The surety is the guarantee of the debts of one party by another. A surety is an organization or person that assumes the responsibility of paying the debt in case the debtor policy defaults or is unable to make the payments.

The party that guarantees the debt is referred to as the surety, or as the guarantor.

Key Takeaways

  • A surety is a person or party that takes responsibility for the debt, default or other financial responsibilities of another party.
  • A surety is often used in contracts where one party's financial holdings or well-being are in question and the other party wants a guarantor.
  • Surety bonds are financial instruments that tie the principal, the obligee—often a government entity—and the surety.
  • In the case of surety bonds, the surety is providing a line of credit to the principal so as to reassure the obligee that the principal will fulfill their side of the agreement.

Surety Explained

A surety is most common in contracts in which one party questions whether the counterparty in the contract will be able to fulfill all requirements. The party may require the counterparty to come forward with a guarantor in order to reduce risk, with the guarantor entering into a contract of suretyship. This is intended to lower risk to the lender, which might, in turn, lower interest rates for the borrower. A surety can be in the form of a "surety bond."

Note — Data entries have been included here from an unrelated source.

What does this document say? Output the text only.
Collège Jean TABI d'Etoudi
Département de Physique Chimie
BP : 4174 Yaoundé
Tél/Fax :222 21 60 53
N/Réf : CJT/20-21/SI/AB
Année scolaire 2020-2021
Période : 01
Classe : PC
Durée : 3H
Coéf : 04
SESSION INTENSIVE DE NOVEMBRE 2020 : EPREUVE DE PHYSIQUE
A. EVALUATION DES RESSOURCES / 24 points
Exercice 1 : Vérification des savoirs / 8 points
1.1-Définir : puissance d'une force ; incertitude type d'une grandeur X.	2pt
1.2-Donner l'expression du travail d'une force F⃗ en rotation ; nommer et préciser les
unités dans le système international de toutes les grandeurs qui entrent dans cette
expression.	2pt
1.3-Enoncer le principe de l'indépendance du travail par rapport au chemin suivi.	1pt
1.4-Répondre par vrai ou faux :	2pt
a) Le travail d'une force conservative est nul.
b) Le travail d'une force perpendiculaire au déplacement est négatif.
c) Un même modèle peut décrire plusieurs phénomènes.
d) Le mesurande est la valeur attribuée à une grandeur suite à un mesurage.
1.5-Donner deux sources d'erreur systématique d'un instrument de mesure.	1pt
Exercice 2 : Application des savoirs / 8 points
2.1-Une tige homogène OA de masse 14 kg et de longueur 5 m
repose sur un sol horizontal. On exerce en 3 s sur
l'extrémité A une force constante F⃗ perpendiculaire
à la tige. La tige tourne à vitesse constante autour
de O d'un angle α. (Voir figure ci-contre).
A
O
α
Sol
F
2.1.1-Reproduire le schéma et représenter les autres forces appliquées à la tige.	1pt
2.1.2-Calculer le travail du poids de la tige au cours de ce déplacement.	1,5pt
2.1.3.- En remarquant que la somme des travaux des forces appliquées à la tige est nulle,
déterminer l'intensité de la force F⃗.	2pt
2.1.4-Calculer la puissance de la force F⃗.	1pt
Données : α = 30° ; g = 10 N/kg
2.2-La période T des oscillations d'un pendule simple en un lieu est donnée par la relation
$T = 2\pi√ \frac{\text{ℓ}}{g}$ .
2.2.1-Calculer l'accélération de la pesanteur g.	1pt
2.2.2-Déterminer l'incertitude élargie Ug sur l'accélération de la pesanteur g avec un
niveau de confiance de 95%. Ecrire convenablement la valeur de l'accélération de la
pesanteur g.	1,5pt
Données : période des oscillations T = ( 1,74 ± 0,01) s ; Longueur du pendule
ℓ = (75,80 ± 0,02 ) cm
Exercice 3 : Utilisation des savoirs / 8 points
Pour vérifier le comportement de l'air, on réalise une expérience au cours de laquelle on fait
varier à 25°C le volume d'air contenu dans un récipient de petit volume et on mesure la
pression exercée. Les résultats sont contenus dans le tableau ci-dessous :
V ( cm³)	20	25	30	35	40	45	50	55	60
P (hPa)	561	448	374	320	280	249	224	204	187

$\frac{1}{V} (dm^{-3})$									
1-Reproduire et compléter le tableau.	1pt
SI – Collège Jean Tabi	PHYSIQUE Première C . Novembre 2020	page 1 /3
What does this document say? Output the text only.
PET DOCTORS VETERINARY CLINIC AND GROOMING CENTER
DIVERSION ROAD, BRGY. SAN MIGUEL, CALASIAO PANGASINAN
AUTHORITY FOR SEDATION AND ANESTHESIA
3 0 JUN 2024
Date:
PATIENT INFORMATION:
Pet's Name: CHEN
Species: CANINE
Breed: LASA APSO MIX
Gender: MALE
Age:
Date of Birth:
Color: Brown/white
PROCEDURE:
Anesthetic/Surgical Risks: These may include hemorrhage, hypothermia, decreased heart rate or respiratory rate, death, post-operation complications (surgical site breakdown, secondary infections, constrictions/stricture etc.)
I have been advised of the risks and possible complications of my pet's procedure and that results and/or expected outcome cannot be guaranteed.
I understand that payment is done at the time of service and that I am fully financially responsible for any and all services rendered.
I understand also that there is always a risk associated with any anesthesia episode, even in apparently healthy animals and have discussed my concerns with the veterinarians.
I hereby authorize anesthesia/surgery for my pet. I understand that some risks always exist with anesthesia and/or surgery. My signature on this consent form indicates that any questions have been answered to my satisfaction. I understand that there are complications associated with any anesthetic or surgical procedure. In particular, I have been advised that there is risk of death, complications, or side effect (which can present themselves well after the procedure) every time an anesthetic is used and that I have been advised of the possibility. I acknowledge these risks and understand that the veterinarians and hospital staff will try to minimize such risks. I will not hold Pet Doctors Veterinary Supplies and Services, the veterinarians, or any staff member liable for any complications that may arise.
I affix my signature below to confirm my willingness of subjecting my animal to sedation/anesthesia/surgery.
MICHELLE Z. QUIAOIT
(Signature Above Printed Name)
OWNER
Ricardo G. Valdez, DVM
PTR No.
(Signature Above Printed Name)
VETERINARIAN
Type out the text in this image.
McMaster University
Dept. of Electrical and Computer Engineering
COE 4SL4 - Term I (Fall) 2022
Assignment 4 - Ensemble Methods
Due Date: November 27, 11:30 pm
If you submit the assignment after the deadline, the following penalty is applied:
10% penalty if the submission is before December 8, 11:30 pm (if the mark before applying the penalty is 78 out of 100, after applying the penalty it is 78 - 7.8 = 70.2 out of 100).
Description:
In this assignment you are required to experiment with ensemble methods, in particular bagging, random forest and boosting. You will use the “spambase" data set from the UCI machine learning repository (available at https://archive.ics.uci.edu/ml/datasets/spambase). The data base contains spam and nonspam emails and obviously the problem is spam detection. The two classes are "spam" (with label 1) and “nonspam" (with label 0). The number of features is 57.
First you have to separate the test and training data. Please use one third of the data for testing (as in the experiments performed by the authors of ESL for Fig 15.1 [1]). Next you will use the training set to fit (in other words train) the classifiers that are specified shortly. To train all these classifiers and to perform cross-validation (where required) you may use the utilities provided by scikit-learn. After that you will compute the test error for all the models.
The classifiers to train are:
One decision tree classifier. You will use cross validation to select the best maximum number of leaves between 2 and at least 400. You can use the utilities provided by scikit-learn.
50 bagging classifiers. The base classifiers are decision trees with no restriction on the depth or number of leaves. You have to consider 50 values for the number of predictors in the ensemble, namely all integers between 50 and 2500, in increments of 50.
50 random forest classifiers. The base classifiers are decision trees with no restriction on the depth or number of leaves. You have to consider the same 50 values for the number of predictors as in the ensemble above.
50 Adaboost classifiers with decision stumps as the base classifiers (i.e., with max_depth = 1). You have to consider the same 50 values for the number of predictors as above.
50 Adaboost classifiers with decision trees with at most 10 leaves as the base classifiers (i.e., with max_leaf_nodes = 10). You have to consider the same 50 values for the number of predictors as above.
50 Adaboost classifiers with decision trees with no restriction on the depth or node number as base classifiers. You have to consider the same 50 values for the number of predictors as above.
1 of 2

A surety bond is a legally binding contract entered into by three parties—the principal, the obligee, and the surety. The obligee, usually a government entity, requires the principal, typically a business owner or contractor, to obtain a surety bond as a guarantee against future work performance.

The surety is the company that provides a line of credit to guarantee payment of any claim. They provide a financial guarantee to the obligee that the principal will fulfill their obligations. A principal’s obligations could mean complying with state laws and regulations pertaining to a specific business license, or meeting the terms of a construction contract.

If the principal fails to deliver on the terms of the contract entered into with the obligee, the obligee has the right to file a claim against the bond to recover any damages or losses incurred. If the claim is valid, the surety company will pay reparation that cannot exceed the bond amount. The underwriters will then expect the principal to reimburse them for any claims paid.

Important Distinctions

A surety is not an insurance policy. The payment made to the surety company is paying for the bond, but the principal is still liable for the debt. The surety is only required to relieve the obligee of the time and resources that will be used to recover any loss or damage from a principal. The claim amount is still retrieved from the principal through either collateral posted by the principal or through other means.

A surety is not a bank guarantee. Where the surety is liable for any performance risk posed by the principal, the bank guarantee is liable for the financial risk of the contracted project.